I picture her kissing my skinned elbow and reading me books. I love my mom. I do. It’s a complicated love, a suffocated love that isn’t sure how to adapt to more oxygen. I force myself to regard her without expression. To stay quiet.

“But… You’re an adult now. I can try to keep my opinions to myself.” She tucks her white-and-coppery strands behind her ear, in an identical gesture to the one I make when I’m nervous.

“And… Well, I did the best I could with what I knew. Now that I know better, I’ll do better. Because I love you.”

She swims in front of me, and I blink the tears back until I see an answering sheen in her eyes. I can love her and be my own person. I hug her, feeling how frail she is in my arms.

“Thank you,” I say simply, wishing I’d had the strength to do this a long time ago. Wondering if she would’ve been ready to receive the message then. Hoping that her actions going forward will match her words today. “And… You know unattractive guys can cheat, too, right?”

She laughs and pulls away, swiping at her cheek. “Oh, I know. Kathleen’s husband—you remember Kathleen? She owns the laundromat down on Ocean Ave. Well, how her husband got her, let alone the mistress he was running around with, too, I’ll never know.”

She sniffs. “That Jack seems like a bit of a rascal, and I know girls love a bad boy, but I’m sure you’re smart enough to pick one you can reform. That’s all I’ll say about that.”

She grabs for her tray of teacups. “Maybe when you find a therapist, you can give me their contact info. I can come up and see—”

“We are not sharing a therapist, Mom, oh my God,” I say, exasperated. “And…I’m already seeing a therapist. She’s wonderful, and it’s been helping me a lot.”

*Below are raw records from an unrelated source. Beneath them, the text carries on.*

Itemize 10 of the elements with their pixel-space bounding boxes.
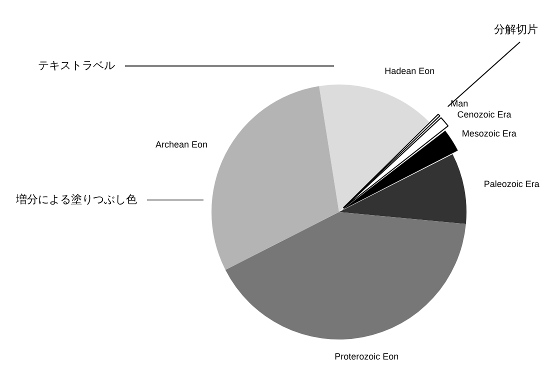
slice-label: Cenozoic Era	[457, 109, 512, 120]
slice-label: Mesozoic Era	[462, 128, 516, 139]
slice-label: Man	[450, 98, 468, 108]
text: 分解切片	[494, 22, 538, 36]
slice-label: Paleozoic Era	[484, 178, 540, 189]
text: 増分による塗りつぶし色	[15, 192, 137, 206]
text: テキストラベル	[38, 58, 115, 72]
slice-label: Archean Eon	[156, 140, 208, 150]
slice-label: Hadean Eon	[384, 66, 435, 76]
slice-label: Proterozoic Eon	[334, 351, 399, 362]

“I knew it! I could tell. A mother can always tell when something is different with their child.”

“But if you’re serious, I can help you find someone of your own to talk to.”

“I’m willing if you come visit me more.”

“That! That’s manipulative, Mom.”

Mom nods, uncomfortable with emotion but dealing with it admirably. “Sorry. This is all new to me.” She bustles outside, and I follow, swallowing a smile at the thought of how pleased Jack would be to be called a “bad boy” just now.

We return to the table, and Jack raises an eyebrow. I give him a wide grin in return, pairing it with a light shake of my head.

The next hour is a pleasant one. Despite being on our best behavior when we arrived, after the interlude in the bathroom, Jack and I can’t seem to stop touching each other.

Little brushes, grazes. He laces his fingers and mine and rests our joined hands on his thigh, staring at me with a look I hope I’m correctly reading as a promise.

I find myself half listening whenever Sarah or Monica talks, instead replaying the most sinful bits from last night and today in my mind. Jack Craig’s greatest hits album.

My mom says something, a joke that swirls over my head.

I’m too busy watching Jack. He smiles at me, his eyes crinkled in the corners, his dark hair a rich chocolate spiked with light brown in the sun, those bracketing dimples…

There is affection in his eyes, and a wanting that spreads warmth through me, thawing a dark place within me I wasn’t really aware was frozen.

He’s the opposite of my dad. Kind. He stays.

He fights for people. Helps. He’s seen me at my nuttiest, and he still wants me.

And there can’t be deal-breakers worse than the ones I’ve already seen out of him.

He brushes a strand of my hair over my shoulder and leans down to plant a gentle kiss on my cheek.

It’s a beautiful day.

My phone vibrates. I reach for it, glancing to read the text. My jaw drops.

Jack lifts his hand off the nape of my neck. “Everything okay?”

I gnaw at the corner of my lip, debating telling him. “It’s Avery. He’s wondering what I’m doing this afternoon. Because he’s…um… He and Anna are eloping.”

Jack pushes back from the table. “It was nice meeting you all. We need to go.” He stalks in the direction of the car, and I leap to my feet, weakly explaining why we’re leaving so abruptly.

I hug my mom with a promise to come down again and talk some more, then wave bye to Brian, Sarah, and Monica.

“Wait.” I rush to hop into the passenger side, briefly concerned he might leave me behind if I delay him. “What’s wrong?”

“What’s wrong?” He reverses out of the driveway, sending shells skittering across the street. “There’s no way my sister is marrying your fucking friend.”